It's back, that feature where I talk about a few books in quick succession. They're books that didn't spark any sort of deep thoughts, but still worth mentioning anyway.
Cannery Row by John Steinbeck. If you haven't read any of his books other than the two that everyone gets assigned in high school, do yourself a favor and pick this one up. It's very short, and is simply a slice of life in this part of a California town, and the characters that live there. Like a lot of fiction from the 1930s and 1940s, it's rather difficult to describe, as it's so character-driven, and doesn't seem to have a formal "plot." It's worth reading for yourself. Pick it up, you won't be sorry.

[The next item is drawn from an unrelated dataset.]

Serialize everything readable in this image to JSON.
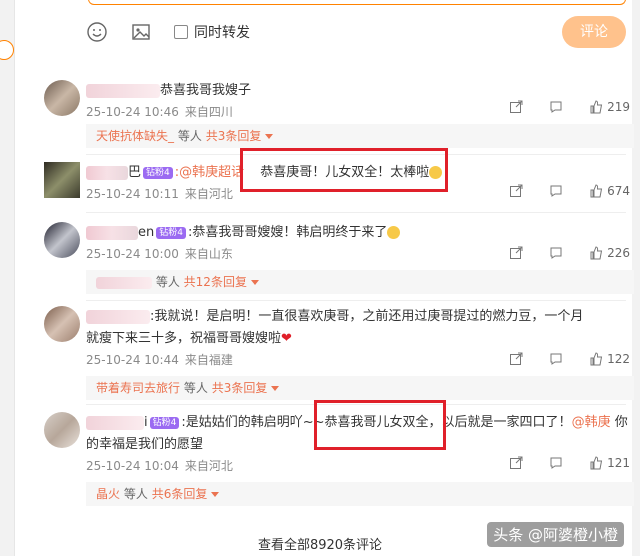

Faith, by Jennifer Haigh. Having discovered her through a remaindered hard copy of "The Condition" last year, I was pleased that she came out with a new book so quickly. This family drama coincides with the international scandal of priests molesting children. When the narrator's brother is accused, she and her other brother have to choose sides. Since you get several perspecitves, it also provides an interesting look at the life of a modern-day priest. It's definitely up to her usual standard. I wish I could recall more detail, but I do recall liking it.
The Bride's House by Sandra Dallas. I enjoy Sandra Dallas, but honestly, her books tend to be similar. Though one thing I do appreciate about her is that she can resist the "too spunky for her time" trope on occasion. The first inhabitant of the Bride's House, Nealie Bent, has no higher aspirations than to escape her abusive father, marry a rich man and settle down in the Bride's House, the fanciest place in her new community. It doesn't go quite as planned, though, and her daughter is actually forced into Too Spunky mode, on a short leash as her father's accountant when she'd prefer to marry. By the time we meet Nealie's granddaughter, she doesn't need to be Too Spunky. I loathed the ending of this book, because it just seemed dumb, but for the most part, it was a nice quick read.